Indecision, followed by more indecision...
So difficult to explain it to someone who has no desire to be frustrated and denied, and no real concept of how that would be in any way enjoyable.
Of course I love being allowed to cum, but I also love the feeling of being taken close and not allowed to take that last step, being left horny and desperate. I love how it makes me feel about my Mistress, how it makes us feel closer than 'normal' sex, how it leaves me wanting more physical contact with her, how it makes me want to worship her pussy, her ass and her feet whenever possible. I also love that my cock is harder and more reliable since we started this... money can't buy that.
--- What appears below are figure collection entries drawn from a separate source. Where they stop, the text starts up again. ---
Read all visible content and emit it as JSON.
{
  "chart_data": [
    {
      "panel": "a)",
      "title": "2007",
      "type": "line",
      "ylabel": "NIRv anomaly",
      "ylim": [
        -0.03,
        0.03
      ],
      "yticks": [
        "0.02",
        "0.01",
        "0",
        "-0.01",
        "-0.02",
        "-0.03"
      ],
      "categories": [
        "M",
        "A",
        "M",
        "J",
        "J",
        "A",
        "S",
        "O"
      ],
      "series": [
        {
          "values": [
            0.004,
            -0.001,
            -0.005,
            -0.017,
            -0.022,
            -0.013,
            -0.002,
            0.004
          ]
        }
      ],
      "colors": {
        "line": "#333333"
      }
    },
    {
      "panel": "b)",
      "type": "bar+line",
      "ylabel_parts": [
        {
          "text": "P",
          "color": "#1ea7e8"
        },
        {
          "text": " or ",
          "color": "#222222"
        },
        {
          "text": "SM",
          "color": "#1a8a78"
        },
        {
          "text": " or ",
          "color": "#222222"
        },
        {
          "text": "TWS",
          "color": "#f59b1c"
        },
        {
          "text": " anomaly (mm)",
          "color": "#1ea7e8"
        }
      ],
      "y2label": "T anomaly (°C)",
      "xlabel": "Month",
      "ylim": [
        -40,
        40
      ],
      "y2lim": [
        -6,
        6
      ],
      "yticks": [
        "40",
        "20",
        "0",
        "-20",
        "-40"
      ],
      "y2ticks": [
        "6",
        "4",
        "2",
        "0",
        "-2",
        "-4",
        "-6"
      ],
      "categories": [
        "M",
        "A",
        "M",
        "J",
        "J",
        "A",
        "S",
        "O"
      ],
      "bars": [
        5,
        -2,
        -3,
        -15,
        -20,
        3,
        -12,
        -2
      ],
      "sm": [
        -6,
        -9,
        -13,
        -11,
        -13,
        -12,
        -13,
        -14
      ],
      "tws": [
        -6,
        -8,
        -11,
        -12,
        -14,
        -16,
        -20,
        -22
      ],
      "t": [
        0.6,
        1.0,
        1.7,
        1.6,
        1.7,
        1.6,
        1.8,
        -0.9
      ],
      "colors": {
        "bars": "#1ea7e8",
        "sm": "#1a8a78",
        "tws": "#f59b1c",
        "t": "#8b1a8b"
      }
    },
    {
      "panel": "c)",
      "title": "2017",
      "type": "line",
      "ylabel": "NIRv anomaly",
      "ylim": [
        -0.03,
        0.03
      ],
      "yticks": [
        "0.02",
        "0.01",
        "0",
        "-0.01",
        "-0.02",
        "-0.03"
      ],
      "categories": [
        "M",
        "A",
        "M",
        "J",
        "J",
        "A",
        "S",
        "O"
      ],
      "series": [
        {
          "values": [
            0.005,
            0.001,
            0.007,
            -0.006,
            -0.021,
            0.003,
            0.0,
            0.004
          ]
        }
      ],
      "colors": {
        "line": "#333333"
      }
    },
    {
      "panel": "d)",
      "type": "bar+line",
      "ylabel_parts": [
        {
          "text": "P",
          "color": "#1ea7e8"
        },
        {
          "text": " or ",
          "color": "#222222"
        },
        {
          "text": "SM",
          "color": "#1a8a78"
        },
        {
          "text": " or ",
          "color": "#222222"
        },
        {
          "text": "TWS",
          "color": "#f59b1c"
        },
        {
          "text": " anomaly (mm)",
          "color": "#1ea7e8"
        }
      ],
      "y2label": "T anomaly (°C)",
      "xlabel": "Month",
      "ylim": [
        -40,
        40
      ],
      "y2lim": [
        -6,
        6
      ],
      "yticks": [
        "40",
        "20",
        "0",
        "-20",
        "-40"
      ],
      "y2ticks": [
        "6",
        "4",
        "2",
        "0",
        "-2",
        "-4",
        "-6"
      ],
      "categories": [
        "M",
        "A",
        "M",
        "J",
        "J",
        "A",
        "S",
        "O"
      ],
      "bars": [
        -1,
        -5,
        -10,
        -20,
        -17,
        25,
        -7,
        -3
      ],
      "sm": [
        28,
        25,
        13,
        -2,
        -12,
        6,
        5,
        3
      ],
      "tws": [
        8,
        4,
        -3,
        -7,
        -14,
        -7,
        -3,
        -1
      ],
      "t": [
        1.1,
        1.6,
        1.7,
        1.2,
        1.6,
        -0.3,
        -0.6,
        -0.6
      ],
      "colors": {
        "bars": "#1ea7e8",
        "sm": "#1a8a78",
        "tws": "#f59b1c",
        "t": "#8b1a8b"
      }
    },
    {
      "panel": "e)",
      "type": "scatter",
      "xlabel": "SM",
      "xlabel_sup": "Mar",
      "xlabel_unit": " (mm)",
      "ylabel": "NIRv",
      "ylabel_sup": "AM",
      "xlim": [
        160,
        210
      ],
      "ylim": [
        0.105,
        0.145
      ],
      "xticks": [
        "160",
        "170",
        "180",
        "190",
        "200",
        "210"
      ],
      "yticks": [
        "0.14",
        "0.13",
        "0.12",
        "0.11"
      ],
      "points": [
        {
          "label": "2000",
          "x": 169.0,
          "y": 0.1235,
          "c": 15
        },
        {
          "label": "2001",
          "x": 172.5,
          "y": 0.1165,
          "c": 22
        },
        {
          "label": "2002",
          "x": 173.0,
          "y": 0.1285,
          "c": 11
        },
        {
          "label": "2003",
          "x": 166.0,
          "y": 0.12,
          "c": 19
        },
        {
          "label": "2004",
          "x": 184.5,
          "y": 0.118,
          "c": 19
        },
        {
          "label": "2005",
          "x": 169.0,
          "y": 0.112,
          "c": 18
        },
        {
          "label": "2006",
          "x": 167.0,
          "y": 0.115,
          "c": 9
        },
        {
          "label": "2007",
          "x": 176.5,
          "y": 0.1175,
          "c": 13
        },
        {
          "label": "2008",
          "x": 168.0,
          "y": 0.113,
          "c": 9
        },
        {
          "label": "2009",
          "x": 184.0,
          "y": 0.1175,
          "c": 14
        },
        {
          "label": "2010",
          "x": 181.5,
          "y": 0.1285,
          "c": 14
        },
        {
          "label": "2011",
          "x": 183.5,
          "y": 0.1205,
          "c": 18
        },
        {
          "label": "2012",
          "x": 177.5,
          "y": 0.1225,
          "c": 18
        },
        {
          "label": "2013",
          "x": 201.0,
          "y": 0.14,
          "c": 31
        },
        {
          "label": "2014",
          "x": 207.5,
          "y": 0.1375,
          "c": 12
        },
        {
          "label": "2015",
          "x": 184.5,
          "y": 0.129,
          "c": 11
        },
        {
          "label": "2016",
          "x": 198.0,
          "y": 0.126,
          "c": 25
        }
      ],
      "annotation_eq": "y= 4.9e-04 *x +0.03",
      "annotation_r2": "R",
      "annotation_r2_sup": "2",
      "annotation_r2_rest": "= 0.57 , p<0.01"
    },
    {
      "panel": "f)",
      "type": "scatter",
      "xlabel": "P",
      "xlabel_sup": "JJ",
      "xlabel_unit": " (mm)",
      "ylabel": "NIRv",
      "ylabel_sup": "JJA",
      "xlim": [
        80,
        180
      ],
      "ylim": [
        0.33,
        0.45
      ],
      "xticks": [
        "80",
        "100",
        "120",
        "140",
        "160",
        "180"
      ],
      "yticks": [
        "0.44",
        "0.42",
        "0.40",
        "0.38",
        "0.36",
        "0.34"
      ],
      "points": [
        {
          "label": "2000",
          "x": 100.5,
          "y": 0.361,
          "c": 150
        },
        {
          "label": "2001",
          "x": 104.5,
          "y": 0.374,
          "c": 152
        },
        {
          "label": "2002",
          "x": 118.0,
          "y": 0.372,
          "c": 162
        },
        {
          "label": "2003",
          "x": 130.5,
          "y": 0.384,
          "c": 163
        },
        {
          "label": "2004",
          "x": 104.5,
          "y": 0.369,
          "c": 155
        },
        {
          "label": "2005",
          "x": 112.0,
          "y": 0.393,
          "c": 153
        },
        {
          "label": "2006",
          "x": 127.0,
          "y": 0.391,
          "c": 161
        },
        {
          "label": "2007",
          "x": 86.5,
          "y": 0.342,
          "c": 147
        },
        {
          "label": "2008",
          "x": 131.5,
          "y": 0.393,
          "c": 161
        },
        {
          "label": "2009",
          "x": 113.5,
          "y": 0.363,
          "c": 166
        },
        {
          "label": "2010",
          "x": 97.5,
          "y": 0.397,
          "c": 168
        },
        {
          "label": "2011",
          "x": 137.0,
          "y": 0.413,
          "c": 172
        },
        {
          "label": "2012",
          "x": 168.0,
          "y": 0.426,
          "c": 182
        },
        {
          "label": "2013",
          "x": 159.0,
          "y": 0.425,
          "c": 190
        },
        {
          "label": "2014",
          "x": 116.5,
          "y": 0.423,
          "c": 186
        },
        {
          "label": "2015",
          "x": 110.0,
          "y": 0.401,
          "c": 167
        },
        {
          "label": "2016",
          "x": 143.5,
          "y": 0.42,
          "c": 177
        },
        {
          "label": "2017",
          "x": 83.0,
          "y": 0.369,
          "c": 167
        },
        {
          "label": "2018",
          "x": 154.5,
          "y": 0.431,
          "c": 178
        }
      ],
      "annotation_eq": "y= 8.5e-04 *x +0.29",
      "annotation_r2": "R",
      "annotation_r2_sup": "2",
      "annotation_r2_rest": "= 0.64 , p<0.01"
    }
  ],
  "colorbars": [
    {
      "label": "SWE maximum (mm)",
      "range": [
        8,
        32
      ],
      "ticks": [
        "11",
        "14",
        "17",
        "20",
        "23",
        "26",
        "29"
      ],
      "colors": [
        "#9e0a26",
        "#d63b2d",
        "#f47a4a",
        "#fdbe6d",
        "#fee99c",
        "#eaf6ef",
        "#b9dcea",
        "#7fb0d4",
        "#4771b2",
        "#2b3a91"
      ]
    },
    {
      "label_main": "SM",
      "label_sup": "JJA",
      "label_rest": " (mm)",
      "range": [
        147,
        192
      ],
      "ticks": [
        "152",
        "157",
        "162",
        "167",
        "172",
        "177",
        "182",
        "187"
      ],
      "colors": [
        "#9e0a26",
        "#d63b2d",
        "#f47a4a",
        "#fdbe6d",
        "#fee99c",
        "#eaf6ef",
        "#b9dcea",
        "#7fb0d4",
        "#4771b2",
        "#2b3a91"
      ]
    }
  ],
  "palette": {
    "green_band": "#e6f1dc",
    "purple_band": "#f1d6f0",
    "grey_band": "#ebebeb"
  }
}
The whole point of giving over control is that if it was left to me then I would fail over and over. Seriously, from emails I've received from people trying to implement self-denial, it's just not gonna happen. You might last a few days, maybe even a week or two, but more? I find that very hard to believe. The problem is when you get close your brain just rebel's and says 'What the hell are you doing... just cum, for fucks sake!'.
That's why you need someone else to decide, because you simply can't be trusted to make the right decision when you are that insane with need.
Hard to understand then how someone like me, who is not locked up for his own protection, could cope with what has now become 'normal' for us and not jerk myself off. Of course, I could, there's absolutely nothing stopping me, except my promise to Mistress R and the unknown consequences of that action. After all, if I broke Mistress R's trust once, why on earth would she want to continue this game? It would become pointless without that trust. So then you are into the area where you have to use a device to ensure that the rules are being followed, which is something that neither of us really want.
I think the key is that I know if I was that desperate, if I really couldn't take it anymore, I would just ask Mistress R to let me cum. Sure I'm not allowed to beg, as a matter of course, but if it was to the point where it was so bad that I was going to take matters into my own hands and breach her trust no matter what, then that is the better option.
Who knows what Mistress R would decide if it came to that. Perhaps she might attach some conditions, or punishment or something (we've never discussed it to be honest) I really don't know. But at least she would know that I was honest about it and it wouldn't prevent a continuation of the game afterwards.
If anyone would like to suggest any course of action for that eventuality I would be interested to hear your ideas. I thought maybe Mistress could whip or paddle me before/during/after she allowed me to cum, thereby ensuring that I wouldn't ask again unless I was absolutely desperate.... c'mon, give me some ideas, I know you guys have plenty of them!

*Incidentally, re the mixed messages thing, I simply reminded her that she really shouldn't take any notice of what I say, and that she should only let me cum when it pleased her.